Madam Pomfrey looked grave. "To be quite honest, I don't know," she replied, her voice low and heavy. "I am not even certain why she has-- why she isn't..." She sniffed loudly and cleared her throat. "But the fact that she is still alive can only be a good sign," she said firmly. "It means she is strong, and that she has a strong will to live."

"Dumbledore has contacted her parents," Remus put in, glancing reluctantly at Hermione's still face. "They're moving her to St. Mungo's this afternoon."

"I'm going with her," Ron said suddenly.

"You're staying right here," Madam Pomfrey replied without missing a beat. "You need rest. All of you," she said, looking to Harry sternly. "You're all in shock."

"I want to go with Hermione," Ron repeated stubbornly.
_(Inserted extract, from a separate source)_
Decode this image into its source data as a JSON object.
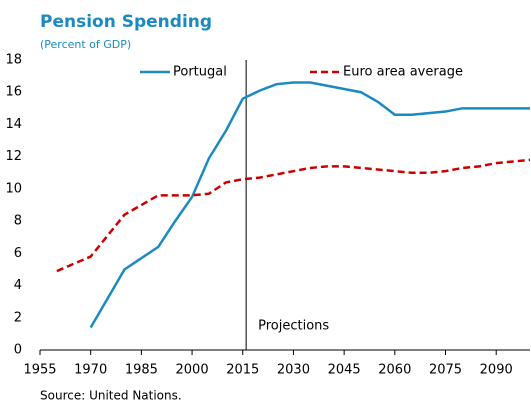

Madam Pomfrey threw up her hands. "Fine! Do whatever you want! Go out and get yourselves killed! Don't listen to what I say!" She turned to storm off, but Remus caught her elbow.

"Poppy," he said gently, and Harry watched the matron's stiff shoulders sag a little. She nodded once and moved away with a bit more grace and composure.

Remus came around the end of the bed and perched on it lightly, looking Harry directly in the eyes. "Dumbledore and Demetria captured Lucius Malfoy and Bellatrix Lestrange in the Shrieking Shack," he said. "And they found Phillipe Fontaine as well."

"I hope they killed the bastard," Ron spat vehemently. Harry looked down at his hands, that same, horrible twisting feeling gnawing at his gut.

"He was already dead," Lupin said quietly.

"Because I killed him," Harry blurted out. Neither Remus nor Ron spoke for a long time. Harry could feel the guilt and shame burning inside him like hot coals until he thought he would burst into flames right before their eyes.

Suddenly, however, a warm hand landed on his shoulder. Harry looked up and saw Remus gazing at him with such an intense expression that it took him aback.

"I don't know what happened in there, Harry," Remus said quietly, his voice barely audible in the still silent dawn of the hospital. "No one will ever know what really happened except for you, but I can tell you what I do know." He searched Harry's eyes for a moment longer, his expression becoming firm and strong despite his tired appearance.

"I know that you are not a murderer, Harry. Whatever happened in there, whatever you did, whatever you were forced to do -- I believe that you were only doing what you thought was right. You are a good man, Harry. You would do well to remember it."

Abruptly, Remus stood and pulled his hand off of Harry's shoulder. "Dumbledore will be in to see you later," he said casually, as though nothing unusual had just passed between them. "Until then, you should rest. I'll see you soon."

Harry watched him walk away, unable to tear his eyes from the shabby robes, the graying hair, and the man who carried himself with more poise and dignity than most men could ever hope. A warm feeling burned in his chest, and he realized that this time it was gratitude for the faith Remus had in him.

Turning back, Harry suddenly met Ron's eyes across the bed that lay between them. They were wide and staring.

"I..." Ron began slowly. He swallowed audibly. "What he said."

"Ron," Harry said quickly. "About what happened -- with Hermione, I mean--"

"You don't have to explain," Ron said bluntly, looking down at Hermione and taking her hand into both of his. "I kind of suspected for a while now."

"Suspected what?" Harry demanded, dumbfounded.

Ron shrugged.

"Ron," Harry persisted. "I don't think that Hermione meant that she loved me."

"Ah," Ron said, frowning. "That's good. 'Cos normally people don't mean that when they say, 'I love you.'"

Harry sighed. "Well, we'll just have to ask her then, won't we." Ron looked up suddenly and Harry met his eyes. "When she wakes up."